Une décision conservatrice?
Rendue à l’occasion d’une contestation par des associations étudiantes de l’arrêté ministériel autorisant l’augmentation des droits d’inscription pour les seuls étrangers extra-communautaires, la décision du Conseil constitutionnel du 11 octobre 2019 contient une contradiction dans les termes. D’un côté, le Conseil constitutionnel s’appuie sur le 13e alinéa du Préambule de la Constitution de 1946, qui appartient au bloc de constitutionnalité, et énonce clairement que « l’organisation de l’enseignement public gratuit… à tous les degrés est un devoir de l’État ». Donc, selon ces dispositions, eau et gaz à tous les étages, gratuité à tous les degrés, y compris pour l’enseignement supérieur. D’un autre côté et dans le même mouvement, le Conseil constitutionnel admet que des droits modiques, le cas échéant modulables en fonction des ressources des étudiants, pourront être prélevés sans violer la Constitution. Dans le langage courant, gratuit et pas cher sont plutôt considérés comme des termes contradictoires. Le Conseil consacre-t-il ainsi une exception à la gratuité de l’enseignement ? Sur quelle base ? En revanche, des étudiants étrangers, le Conseil ne dit rien. Implicitement, il valide un traitement différencié des étudiants étrangers non communautaires. Pour résumer un long débat, les étudiants étrangers se caractérisent au moins par le fait que leurs familles n’ont pas acquitté, et n’acquittent pas leurs impôts en France. C’est aussi le cas pour les étudiants étrangers communautaires, dont le sort est différent en rasion d’un traité européen garantissant une égalité de traitement avec les étudiants nationaux.

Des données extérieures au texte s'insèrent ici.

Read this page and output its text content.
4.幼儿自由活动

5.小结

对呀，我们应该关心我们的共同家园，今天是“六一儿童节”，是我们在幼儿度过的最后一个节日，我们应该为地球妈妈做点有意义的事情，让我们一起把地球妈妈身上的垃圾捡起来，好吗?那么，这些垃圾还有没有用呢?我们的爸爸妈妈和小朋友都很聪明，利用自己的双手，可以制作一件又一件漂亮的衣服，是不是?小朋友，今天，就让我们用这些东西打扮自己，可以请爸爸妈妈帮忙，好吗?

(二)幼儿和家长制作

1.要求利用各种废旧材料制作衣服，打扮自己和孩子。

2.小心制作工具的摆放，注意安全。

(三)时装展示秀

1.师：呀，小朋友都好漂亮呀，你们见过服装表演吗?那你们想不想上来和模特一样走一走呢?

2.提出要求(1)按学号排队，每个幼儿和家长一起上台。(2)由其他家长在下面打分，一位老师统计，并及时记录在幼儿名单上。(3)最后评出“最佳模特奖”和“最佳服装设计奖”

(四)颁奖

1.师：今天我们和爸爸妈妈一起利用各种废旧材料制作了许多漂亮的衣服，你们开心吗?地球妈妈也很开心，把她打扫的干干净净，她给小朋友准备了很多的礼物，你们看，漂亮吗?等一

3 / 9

En pratique, les ministres chargés du Budget et de l’Enseignement supérieur vont continuer à fixer par arrêté conjoint des droits d’inscription pour les établissements supérieurs publics sur la base de l’article 48 de la loi de finances de 1951, pourvu donc qu’ils soient modiques. Au passage, on relèvera le caractère contingent de cet édifice juridique et, surtout, que la balle est maintenant dans le camp du Conseil d’État, le voisin du Palais-Royal. C’est à lui qu’il revient de juger de ce qui est modique en termes de droits d’inscription, et d’élaborer une conception jurisprudentielle de la modicité de tels droits. Lorsque l’affaire est présentée de cette manière, la décision du Conseil constitutionnel pourrait apparaître comme conservatrice – cherchant à maintenir un statu quo et à empêcher toute évolution. Cela dit, même dans cette interprétation, la décision est loin d’être insignifiante. Le maintien du statu quo risque de bloquer des évolutions qui paraissent nécessaires dans le mode de financement des universités françaises. Si les conseillers d’État prennent le Conseil constitutionnel au pied de la lettre, on pourra fermer bientôt Sciences Po et HEC, Centrale-Supélec et d’autres écoles d’ingénieur mangeront leur chapeau et enfin, le développement de nombreuses universités comme Paris-Saclay, Paris-Dauphine, ou Cergy-Pontoise, etc. sera gravement compromis, puisque (entre autres choses) des masters internationaux à 6000 euros l’an y sont ou seront ouverts. Ce serait donc un coup d’arrêt à une vague d’augmentations, quelque peu anarchique, des droits d’inscription dans les écoles d’ingénieur, les écoles de commerce sous tutelle publique, et parmi les diplômes d’université associés aux diplômes nationaux de master qui ont fait florès au cours des dernières années. Pour autant, on doute fort que l’État se propose de combler le manque à gagner que subiraient ces établissements si leurs droits devaient retomber à 200 ou 300 euros (comme pour la plupart des formations universitaires). Examinons tour à tour deux questions : s’agissant de la gratuité de l’enseignement supérieur, une première question de fond, et une seconde portant sur la définition de la « modicité » des droits. Poser ces questions sans poser aussi celle du crédit aux étudiants, c’est risquer un contre-sens majeur.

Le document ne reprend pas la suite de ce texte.